Les années 2000 ont marqué de profonds changements dans le fonctionnement des marchés financiers. Avec notamment de nouvelles réglementations relatives à la négociation des titres et la prolifération de nouvelles places financières fragmentant le marché. Mais l’innovation technologique a certainement tout autant bouleversé l’écosystème financier.

Parmi ces évolutions technos, le trading à haute fréquence (HFT) a pris une importance considérable. Le montant des transactions effectuées par les HFT est aujourd’hui estimé à environ 50% sur la plupart des marchés. Des chercheurs de l’Université de Turku et de l’Université de Palerme ont alors étudié le rôle de ces programmes informatiques investissant à la vitesse de l’éclair de considérables sommes d’argent.

  • En utilisant l’analyse statistique des données et les méthodes modernes de la théorie des réseaux, l’étude permet de voir comment les actions des membres du marché et leurs réactions aux actions des autres membres ont changé au fil du temps.
  • Sur la base des données, les chercheurs ont construit les réseaux de négociation des traders à haute fréquence. En d’autres termes, les résultats montrent que ces algorithmes du marché ont des préférences pour réagir à l’ordre d’achat ou de vente d’autres membres du marché. Mais qu’ils évitent aussi de négocier avec certains, estimés plus lents, moins efficaces.
  • L’une des principales conclusions est que les marchés sont devenus beaucoup plus interconnectés, car les échanges sont devenus plus rapides grâce au développement technologique.

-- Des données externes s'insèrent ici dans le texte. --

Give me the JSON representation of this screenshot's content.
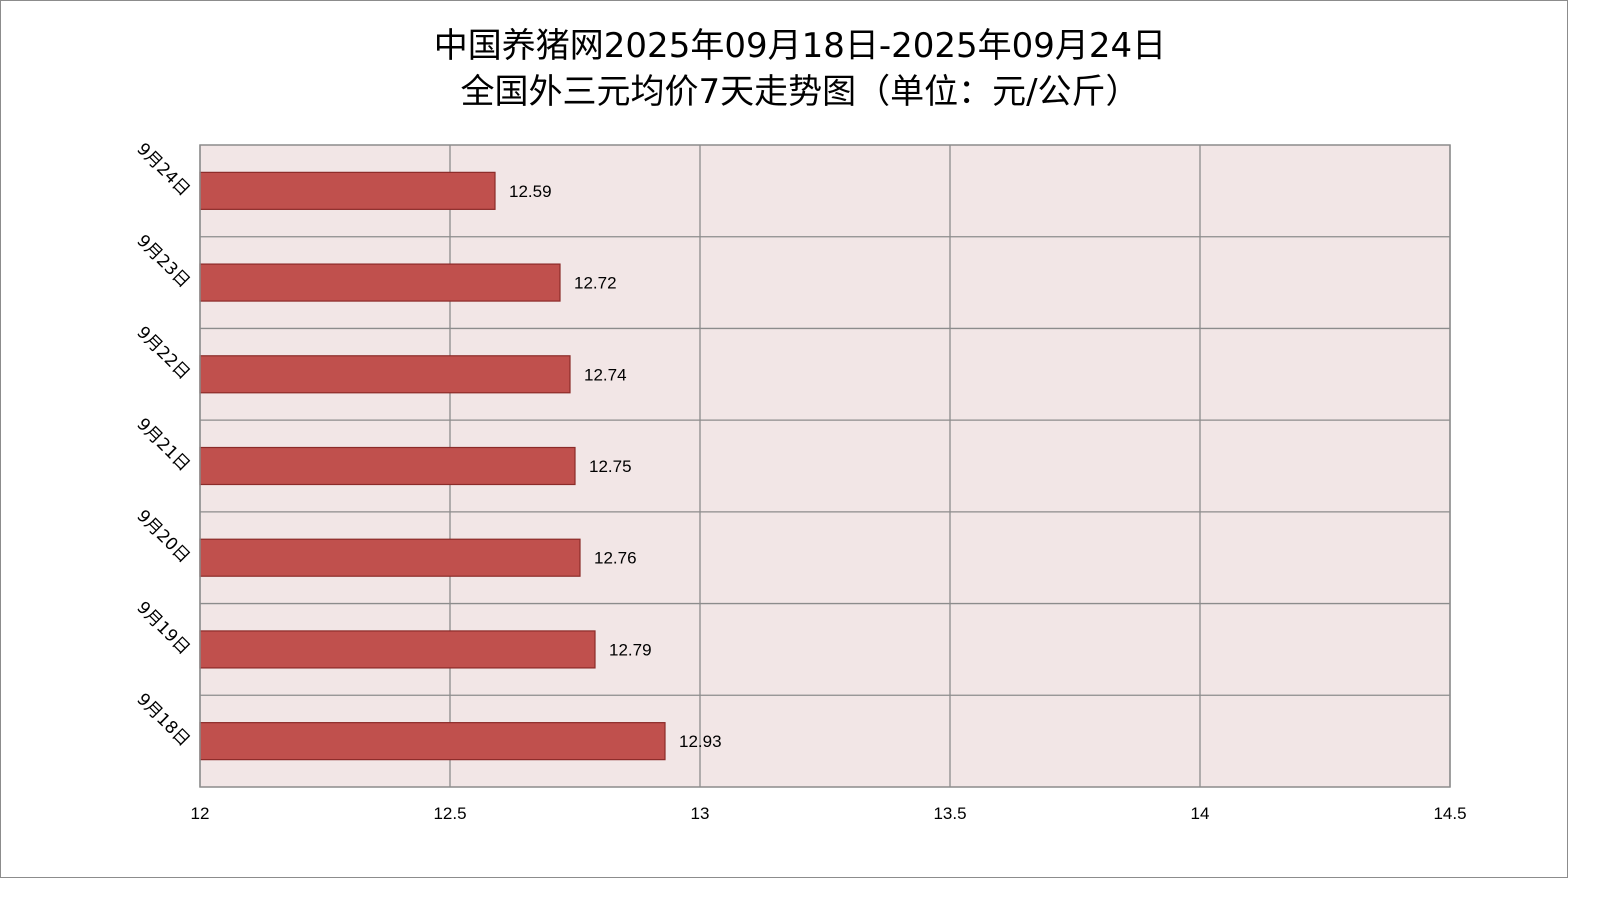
{
  "chart_data": {
    "type": "bar",
    "orientation": "horizontal",
    "title_line_1": "中国养猪网2025年09月18日-2025年09月24日",
    "title_line_2": "全国外三元均价7天走势图（单位：元/公斤）",
    "categories": [
      "9月24日",
      "9月23日",
      "9月22日",
      "9月21日",
      "9月20日",
      "9月19日",
      "9月18日"
    ],
    "values": [
      12.59,
      12.72,
      12.74,
      12.75,
      12.76,
      12.79,
      12.93
    ],
    "value_labels": [
      "12.59",
      "12.72",
      "12.74",
      "12.75",
      "12.76",
      "12.79",
      "12.93"
    ],
    "xlim": [
      12,
      14.5
    ],
    "x_ticks": [
      12,
      12.5,
      13,
      13.5,
      14,
      14.5
    ],
    "x_tick_labels": [
      "12",
      "12.5",
      "13",
      "13.5",
      "14",
      "14.5"
    ],
    "grid": true,
    "legend": "none",
    "bar_color": "#c0504d",
    "bar_edge_color": "#8c2b29",
    "plot_background": "#f2e6e6",
    "grid_color": "#8c8c8c"
  }
}
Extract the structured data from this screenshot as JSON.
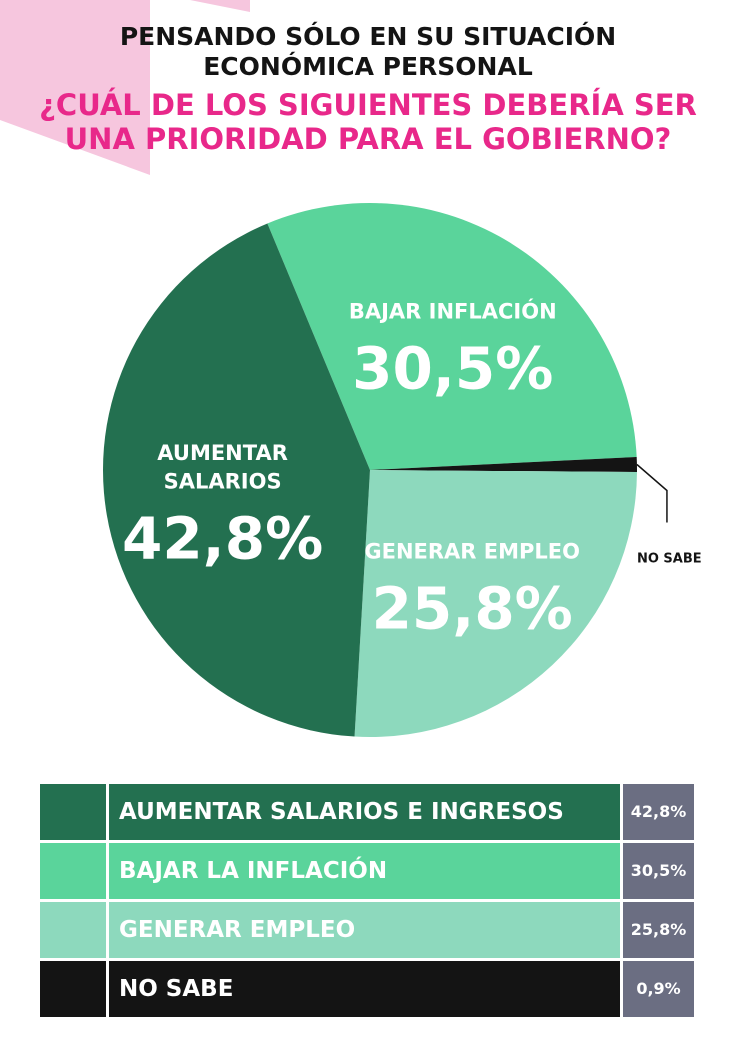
{
  "header": {
    "line1": "PENSANDO SÓLO EN SU SITUACIÓN",
    "line2": "ECONÓMICA PERSONAL",
    "question1": "¿CUÁL DE LOS SIGUIENTES DEBERÍA SER",
    "question2": "UNA PRIORIDAD PARA EL GOBIERNO?"
  },
  "colors": {
    "title": "#141414",
    "question": "#e8288a",
    "accent_pink": "#f6c6de",
    "value_cell": "#6b6e82"
  },
  "chart_data": {
    "type": "pie",
    "title": "PENSANDO SÓLO EN SU SITUACIÓN ECONÓMICA PERSONAL ¿CUÁL DE LOS SIGUIENTES DEBERÍA SER UNA PRIORIDAD PARA EL GOBIERNO?",
    "slices": [
      {
        "label_lines": [
          "BAJAR INFLACIÓN"
        ],
        "value": 30.5,
        "value_label": "30,5%",
        "color": "#5ad49b"
      },
      {
        "label_lines": [
          "NO SABE"
        ],
        "value": 0.9,
        "value_label": "",
        "color": "#141414"
      },
      {
        "label_lines": [
          "GENERAR EMPLEO"
        ],
        "value": 25.8,
        "value_label": "25,8%",
        "color": "#8dd9bd"
      },
      {
        "label_lines": [
          "AUMENTAR",
          "SALARIOS"
        ],
        "value": 42.8,
        "value_label": "42,8%",
        "color": "#237050"
      }
    ]
  },
  "legend": {
    "rows": [
      {
        "label": "AUMENTAR SALARIOS E INGRESOS",
        "value": "42,8%",
        "color": "#237050"
      },
      {
        "label": "BAJAR LA INFLACIÓN",
        "value": "30,5%",
        "color": "#5ad49b"
      },
      {
        "label": "GENERAR EMPLEO",
        "value": "25,8%",
        "color": "#8dd9bd"
      },
      {
        "label": "NO SABE",
        "value": "0,9%",
        "color": "#141414"
      }
    ]
  }
}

Le caractère en réseau a considérablement augmenté au fil des ans.
  • Il y a eu une nette augmentation de la préférence des traders à haute fréquence pour d’autres acteurs de la Bourse.

Plus contraignant que prévu

  • Ayant la capacité d’effectuer des opérations stratégiques inaccessibles aux investisseurs, ces algorithmes influencent de manière significative la liquidité des marchés.
  • « Nous observons des preuves statistiques solides que la liquidité des HFT n’est pas fournie d’une manière proportionnelle aux intérêts commerciaux des investisseurs agissant sur le marché, mais plutôt que les HFT dirigent de manière sélective une partie statistiquement importante de leur liquidité fournie vers des ordres soumis par des membres spécifiques du marché », notent les auteurs Federico Musciotto, Jyrki Piilo et Rosario N. Mantegna.
  • La structure en réseau (on parlerait presque de cartel s’il s’agissait d’humains) et la concurrence entre algorithmes de trading à haute fréquence ne sont pas nécessairement les solutions optimales pour le meilleur fonctionnement des marchés.

Arguments pour une nouvelle réglementation
« Il est possible de proposer et d’explorer des contraintes réglementaires qui pourraient minimiser le type et le degré de persistance de ces relations en réseau. Nos résultats montrent la nécessité d’une enquête minutieuse sur l’aspect fondamental de la négociation d’actifs sur un marché financier contemporain pour assurer une négociation juste et efficace des actifs financiers », ponctuent les chercheurs.